Les deux hommes se regardèrent et eurent un haut-le-corps.

— Écoutez-moi, à mon tour, fit Paul rompant un silence pénible. Je ne suis ni poète ni boxeur, je suis amoureux ! j’ai une petite fée, sinon une petite féerie, à caser chez vous. Le manuscrit n’est pas mon œuvre. Supposez que ce soit écrit par le domestique qui l’a portée. Je suis comme vous, l’ai pas lue, ou si peu. Très persuadé que c’est suffisant pour abrutir les foules.
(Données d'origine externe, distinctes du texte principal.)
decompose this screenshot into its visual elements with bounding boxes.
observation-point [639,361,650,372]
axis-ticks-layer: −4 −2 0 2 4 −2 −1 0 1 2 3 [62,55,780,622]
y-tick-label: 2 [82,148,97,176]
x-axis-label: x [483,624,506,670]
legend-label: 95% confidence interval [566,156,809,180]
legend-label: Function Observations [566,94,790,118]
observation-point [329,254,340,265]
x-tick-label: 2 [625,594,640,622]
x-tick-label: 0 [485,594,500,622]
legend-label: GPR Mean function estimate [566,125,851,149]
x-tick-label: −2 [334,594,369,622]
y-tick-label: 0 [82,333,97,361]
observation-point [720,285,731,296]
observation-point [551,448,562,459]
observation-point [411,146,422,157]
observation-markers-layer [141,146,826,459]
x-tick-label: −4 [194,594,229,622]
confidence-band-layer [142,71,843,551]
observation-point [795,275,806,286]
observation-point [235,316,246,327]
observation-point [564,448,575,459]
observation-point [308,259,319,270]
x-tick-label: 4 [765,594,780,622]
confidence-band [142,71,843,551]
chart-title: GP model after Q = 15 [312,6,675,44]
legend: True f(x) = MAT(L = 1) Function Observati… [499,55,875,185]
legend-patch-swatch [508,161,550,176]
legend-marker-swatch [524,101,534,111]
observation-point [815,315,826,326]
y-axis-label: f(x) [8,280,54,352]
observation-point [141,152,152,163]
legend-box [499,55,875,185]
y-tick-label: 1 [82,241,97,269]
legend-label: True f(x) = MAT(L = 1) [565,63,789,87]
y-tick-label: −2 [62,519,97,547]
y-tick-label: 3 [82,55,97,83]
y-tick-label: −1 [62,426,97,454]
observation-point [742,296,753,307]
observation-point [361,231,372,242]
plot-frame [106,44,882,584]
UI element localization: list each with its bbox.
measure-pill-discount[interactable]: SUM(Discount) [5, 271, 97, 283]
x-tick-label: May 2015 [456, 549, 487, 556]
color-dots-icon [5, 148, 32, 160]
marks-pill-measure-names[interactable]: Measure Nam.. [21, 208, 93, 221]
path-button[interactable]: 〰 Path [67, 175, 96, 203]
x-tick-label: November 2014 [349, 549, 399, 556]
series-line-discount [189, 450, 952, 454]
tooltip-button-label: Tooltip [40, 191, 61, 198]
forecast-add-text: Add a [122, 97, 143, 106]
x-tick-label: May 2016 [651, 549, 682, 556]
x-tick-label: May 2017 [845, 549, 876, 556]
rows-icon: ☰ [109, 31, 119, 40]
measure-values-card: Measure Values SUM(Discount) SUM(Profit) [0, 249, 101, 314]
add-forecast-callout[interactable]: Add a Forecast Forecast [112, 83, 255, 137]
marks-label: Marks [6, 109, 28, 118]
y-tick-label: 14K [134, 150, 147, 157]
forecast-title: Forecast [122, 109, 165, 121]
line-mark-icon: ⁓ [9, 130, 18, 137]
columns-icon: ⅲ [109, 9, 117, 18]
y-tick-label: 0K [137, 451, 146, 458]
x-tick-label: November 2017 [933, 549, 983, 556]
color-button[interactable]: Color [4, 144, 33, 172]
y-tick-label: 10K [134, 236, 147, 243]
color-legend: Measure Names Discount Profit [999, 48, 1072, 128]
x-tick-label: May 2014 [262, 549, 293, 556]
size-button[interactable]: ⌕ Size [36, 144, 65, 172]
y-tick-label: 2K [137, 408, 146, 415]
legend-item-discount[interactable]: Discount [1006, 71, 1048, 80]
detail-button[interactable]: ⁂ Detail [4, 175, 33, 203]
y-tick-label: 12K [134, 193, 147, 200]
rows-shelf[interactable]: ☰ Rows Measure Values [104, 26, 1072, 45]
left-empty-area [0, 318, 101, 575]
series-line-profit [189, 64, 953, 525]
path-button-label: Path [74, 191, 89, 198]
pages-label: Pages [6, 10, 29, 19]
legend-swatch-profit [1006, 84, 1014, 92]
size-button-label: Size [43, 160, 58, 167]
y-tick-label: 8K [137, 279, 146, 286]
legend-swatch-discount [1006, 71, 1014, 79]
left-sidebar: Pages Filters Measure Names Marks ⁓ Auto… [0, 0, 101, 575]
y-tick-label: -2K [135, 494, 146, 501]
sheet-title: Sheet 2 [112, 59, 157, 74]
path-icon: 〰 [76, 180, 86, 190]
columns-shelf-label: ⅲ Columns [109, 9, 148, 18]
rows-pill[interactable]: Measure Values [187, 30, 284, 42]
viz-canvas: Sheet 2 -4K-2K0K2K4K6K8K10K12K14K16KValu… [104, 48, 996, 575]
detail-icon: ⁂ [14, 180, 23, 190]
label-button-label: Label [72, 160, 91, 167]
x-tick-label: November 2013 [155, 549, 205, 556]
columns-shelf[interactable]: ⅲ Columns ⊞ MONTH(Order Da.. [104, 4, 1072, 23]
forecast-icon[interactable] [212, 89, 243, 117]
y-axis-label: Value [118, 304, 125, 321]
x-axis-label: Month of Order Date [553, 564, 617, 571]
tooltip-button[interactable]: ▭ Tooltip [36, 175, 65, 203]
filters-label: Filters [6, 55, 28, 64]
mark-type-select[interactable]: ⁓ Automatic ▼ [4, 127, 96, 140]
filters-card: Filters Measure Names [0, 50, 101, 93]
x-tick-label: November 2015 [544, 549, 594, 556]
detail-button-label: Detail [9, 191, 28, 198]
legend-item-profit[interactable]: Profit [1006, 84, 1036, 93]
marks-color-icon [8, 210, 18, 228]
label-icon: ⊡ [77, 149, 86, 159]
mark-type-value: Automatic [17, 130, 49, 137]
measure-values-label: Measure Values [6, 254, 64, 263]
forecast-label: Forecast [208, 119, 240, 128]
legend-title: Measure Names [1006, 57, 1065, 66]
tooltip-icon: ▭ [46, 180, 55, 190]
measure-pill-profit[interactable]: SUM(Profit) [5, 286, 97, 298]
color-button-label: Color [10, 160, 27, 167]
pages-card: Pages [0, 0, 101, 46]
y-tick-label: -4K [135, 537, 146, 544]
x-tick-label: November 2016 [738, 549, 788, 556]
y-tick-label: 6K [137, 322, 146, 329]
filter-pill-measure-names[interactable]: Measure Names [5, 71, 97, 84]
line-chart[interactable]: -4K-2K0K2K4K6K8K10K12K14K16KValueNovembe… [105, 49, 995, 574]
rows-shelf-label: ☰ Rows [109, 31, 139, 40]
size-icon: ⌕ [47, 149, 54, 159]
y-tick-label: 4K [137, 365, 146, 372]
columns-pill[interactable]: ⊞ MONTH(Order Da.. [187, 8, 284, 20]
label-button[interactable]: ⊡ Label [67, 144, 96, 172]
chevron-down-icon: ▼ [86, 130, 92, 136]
Seulement, bien monte, avec des costumes, des décors originaux, et je m’entends à jouer du paillon, je crois que ça marcherait. Au premier acte, le rêve de Berthilde, cela se passe dans un jardin de roses rempli de cygnes vivants. Facile à dresser les cygnes et à transporter. — Je regrette que ce ne soit pas plus lourd, pour Monsieur dont les muscles préfèrent les lions ! — Il faudrait des rosiers nature et des bêtes superbes de blancheur. On parfumerait les jets d’eau pour que le rêve déborde sur la salle. Quant au costume de la petite femme, je m’en charge, elle aura des bijoux à faire pâmer les premières loges. Dois-je affirmer que je me charge de tout le reste, est-ce compris ?…

— Jolie, votre petite femme ? interrogea le directeur devenu grave.